Previously, suppliers were supposed to be paid for their product within a month of delivery. Under the new system, payment will take two months or longer, taking place only after the product is trucked from a distribution center to a wine and spirits store.

That reduces the amount of time that the PLCB actually "owns" the product that it is selling; 90 percent of what sits in the various distribution warehouses will instead be owned by vendors, according to a recent PLCB update on the project.

Certain specialty items, from smaller vendors, would still be purchased upfront by the state.

A pilot program was set to begin this month with one major vendor, Diageo, the biggest booze and beer distributor in the world. But the agency is running two or three months behind schedule in implementing the program, said Mr. Conti.

If the pilot program goes well, the bailment plan will be more fully implemented with additional alcohol vendors.

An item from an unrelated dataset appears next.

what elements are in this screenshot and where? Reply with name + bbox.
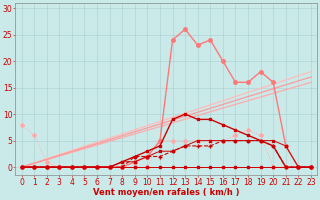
X-axis label: Vent moyen/en rafales ( km/h ): Vent moyen/en rafales ( km/h ) (93, 188, 239, 197)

In legislative hearings held last year, PLCB chairman P.J. Stapleton said a "major advantage of conversion to bailment is cost-savings and a freeing-up of capital ...; such fees could be used to increase the commonwealth's revenue and offset the PLCB's costs associated with the operation of the board's warehouses."

The PLCB also hopes the new system will allow for better product flow and fewer supply shortages.

At least 17 other states, primarily those with centralized wine and spirts purchasing systems, allow for "bailment" storage.

In most of those states, the bailment warehouses are operated by private middlemen, such as Liquor Group Wholesale Inc., which allows the state to stay out of the storage business.

That's already the case in Pennsylvania, where the three storage warehouses are operated by three private companies (the company that operates the Pittsburgh warehouse is O'Hara-based Genco ATC).

"This way, they get rid of all that overhead," said Mary Kramer, founder of M.J. Kramer & Associates, which specializes in wine and spirits regulations. Pennsylvania is "one of the few that haven't" used bailment warehouses.

The state's planned Web portal, meanwhile, effectively outsources much of its inventory management duties to vendors themselves.

The new system, in the planning stages for years, is part of a broader overhaul of the state's supply chain.

Now with three distribution hubs -- Pittsburgh, Scranton and Philadelphia -- the PLCB hopes to consolidate to two warehouses in the next few years. Pittsburgh would keep its warehouse, but the Philadelphia warehouse -- the only one of the three buildings actually owned by the PLCB -- might be acquired by the Philadelphia International Airport.

The new plan also comes against the backdrop of a proposed dismantling of the state store system. Incoming GOP Gov. Tom Corbett has said selling off the state's wine and liquor monopoly to private interests would be on the table as a revenue generator, and Pennsylvanians are in favor of privatization by a 2-1 margin.

Could the new system of bailment still be used even if the state store system is sold?

"That's, frankly, a question for other folks," Mr. Conti said. "The current governor has told us to run this place like a public company, like a specialty retailer. We are not in any way stopping these initiatives" just because the incoming governor may try to remake the system.